Sandra Ross, 55, seorang administrator gereja di Singapura, mengatakan dia masih “merasakan kehangatan dan kegembiraan” setelah menghadiri misa yang dipimpin oleh Paus.
“Saya sangat tersentuh oleh keberanian dan dedikasi Paus Fransiskus terhadap misinya, meskipun ia memiliki masalah kesehatan. Semangat dan antusiasmenya benar-benar menginspirasi,” katanya.

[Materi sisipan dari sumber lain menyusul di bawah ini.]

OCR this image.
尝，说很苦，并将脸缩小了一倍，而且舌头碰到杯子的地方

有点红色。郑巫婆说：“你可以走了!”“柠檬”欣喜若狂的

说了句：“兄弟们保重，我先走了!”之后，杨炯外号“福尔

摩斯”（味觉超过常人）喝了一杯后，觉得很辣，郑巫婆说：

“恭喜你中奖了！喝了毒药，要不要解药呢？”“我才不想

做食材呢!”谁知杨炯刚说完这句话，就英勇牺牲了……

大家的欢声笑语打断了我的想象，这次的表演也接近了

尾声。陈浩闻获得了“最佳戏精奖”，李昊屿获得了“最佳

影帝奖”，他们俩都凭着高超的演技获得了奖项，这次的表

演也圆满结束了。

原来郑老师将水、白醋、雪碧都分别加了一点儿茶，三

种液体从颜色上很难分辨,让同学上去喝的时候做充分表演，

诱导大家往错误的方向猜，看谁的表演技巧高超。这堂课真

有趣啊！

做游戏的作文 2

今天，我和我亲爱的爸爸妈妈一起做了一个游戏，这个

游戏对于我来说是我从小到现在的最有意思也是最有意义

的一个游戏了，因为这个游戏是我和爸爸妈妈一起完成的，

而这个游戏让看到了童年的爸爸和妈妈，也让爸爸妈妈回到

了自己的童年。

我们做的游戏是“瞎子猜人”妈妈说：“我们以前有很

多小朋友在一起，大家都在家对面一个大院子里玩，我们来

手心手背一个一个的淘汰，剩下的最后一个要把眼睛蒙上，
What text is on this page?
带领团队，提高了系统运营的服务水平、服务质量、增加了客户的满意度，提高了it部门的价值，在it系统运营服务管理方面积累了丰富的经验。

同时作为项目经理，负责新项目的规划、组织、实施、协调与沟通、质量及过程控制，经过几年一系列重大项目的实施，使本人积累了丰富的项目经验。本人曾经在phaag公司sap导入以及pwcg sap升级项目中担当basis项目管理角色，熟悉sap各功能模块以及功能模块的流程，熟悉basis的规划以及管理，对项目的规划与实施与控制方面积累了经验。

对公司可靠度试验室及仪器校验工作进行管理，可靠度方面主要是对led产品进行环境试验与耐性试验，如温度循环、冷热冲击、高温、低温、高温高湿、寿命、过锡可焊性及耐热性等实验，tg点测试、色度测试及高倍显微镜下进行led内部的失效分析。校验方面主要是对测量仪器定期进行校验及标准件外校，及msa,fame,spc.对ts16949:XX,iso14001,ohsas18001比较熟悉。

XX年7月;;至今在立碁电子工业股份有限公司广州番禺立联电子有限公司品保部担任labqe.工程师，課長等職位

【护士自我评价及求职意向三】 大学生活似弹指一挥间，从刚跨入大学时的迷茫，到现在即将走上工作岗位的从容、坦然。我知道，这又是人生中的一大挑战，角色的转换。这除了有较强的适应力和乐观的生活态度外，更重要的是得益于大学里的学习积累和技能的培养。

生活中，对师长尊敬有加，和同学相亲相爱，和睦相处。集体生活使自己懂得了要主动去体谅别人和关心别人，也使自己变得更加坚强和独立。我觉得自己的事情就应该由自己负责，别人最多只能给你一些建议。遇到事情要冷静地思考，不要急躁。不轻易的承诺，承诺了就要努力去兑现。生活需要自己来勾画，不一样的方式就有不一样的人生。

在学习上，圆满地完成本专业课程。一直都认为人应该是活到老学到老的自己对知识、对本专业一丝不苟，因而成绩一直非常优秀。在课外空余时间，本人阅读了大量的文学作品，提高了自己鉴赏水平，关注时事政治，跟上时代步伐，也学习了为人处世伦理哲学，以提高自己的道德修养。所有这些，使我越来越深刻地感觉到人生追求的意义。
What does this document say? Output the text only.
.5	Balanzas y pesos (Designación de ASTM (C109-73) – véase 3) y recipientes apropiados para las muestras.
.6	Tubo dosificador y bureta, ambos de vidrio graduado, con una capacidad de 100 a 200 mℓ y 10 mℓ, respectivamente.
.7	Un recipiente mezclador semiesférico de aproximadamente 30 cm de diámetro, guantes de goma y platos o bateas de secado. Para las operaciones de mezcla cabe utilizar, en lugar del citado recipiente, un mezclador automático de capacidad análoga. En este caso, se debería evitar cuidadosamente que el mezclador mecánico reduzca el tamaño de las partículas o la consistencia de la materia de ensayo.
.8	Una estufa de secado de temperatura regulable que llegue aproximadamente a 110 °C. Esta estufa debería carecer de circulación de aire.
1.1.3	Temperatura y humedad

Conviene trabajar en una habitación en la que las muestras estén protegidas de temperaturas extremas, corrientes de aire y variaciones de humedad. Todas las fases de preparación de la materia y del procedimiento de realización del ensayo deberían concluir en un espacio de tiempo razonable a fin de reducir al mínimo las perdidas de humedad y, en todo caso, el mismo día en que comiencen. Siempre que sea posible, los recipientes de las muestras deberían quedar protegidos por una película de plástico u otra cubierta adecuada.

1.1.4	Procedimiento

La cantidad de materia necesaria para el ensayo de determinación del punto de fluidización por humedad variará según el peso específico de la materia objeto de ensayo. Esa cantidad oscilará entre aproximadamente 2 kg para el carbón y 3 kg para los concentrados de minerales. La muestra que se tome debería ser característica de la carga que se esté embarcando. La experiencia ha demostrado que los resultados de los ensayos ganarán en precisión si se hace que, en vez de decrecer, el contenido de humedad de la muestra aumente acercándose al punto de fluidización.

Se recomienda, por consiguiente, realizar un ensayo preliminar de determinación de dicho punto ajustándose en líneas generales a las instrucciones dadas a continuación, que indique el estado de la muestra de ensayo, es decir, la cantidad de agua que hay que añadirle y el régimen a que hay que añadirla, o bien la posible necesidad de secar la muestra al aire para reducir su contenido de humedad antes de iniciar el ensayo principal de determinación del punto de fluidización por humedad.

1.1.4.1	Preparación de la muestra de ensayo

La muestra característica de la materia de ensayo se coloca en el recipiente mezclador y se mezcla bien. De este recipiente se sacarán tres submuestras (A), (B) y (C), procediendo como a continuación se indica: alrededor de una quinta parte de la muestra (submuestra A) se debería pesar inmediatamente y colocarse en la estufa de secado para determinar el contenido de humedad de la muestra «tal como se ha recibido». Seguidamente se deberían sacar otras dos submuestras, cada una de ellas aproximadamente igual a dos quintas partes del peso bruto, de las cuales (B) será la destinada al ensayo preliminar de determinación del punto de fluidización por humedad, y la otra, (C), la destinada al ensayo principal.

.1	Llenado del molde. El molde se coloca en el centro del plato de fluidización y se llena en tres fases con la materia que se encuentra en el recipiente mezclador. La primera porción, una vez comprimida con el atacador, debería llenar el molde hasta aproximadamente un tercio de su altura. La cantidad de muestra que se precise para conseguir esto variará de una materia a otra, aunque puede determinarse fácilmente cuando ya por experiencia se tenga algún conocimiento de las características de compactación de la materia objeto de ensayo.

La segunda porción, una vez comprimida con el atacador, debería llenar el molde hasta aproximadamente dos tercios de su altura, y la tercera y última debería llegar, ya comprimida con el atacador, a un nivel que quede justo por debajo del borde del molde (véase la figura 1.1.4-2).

“Tur Asia ini merupakan sebuah isyarat indah, yang menyoroti pentingnya persatuan dan pengertian lintas budaya dan agama.”
Lise de Rocquigny, 47, seorang ekspatriat Prancis yang tinggal di Singapura, mengatakan selama kunjungan tersebut, Paus tampak lelah di beberapa titik tetapi juga aktif dan “cukup bugar”.
“Paus benar-benar mampu menyampaikan pesan-pesan yang dekat di hatinya: dialog antar agama, solidaritas, amal, mendengarkan orang miskin, kepedulian terhadap Bumi tempat tinggal kita.”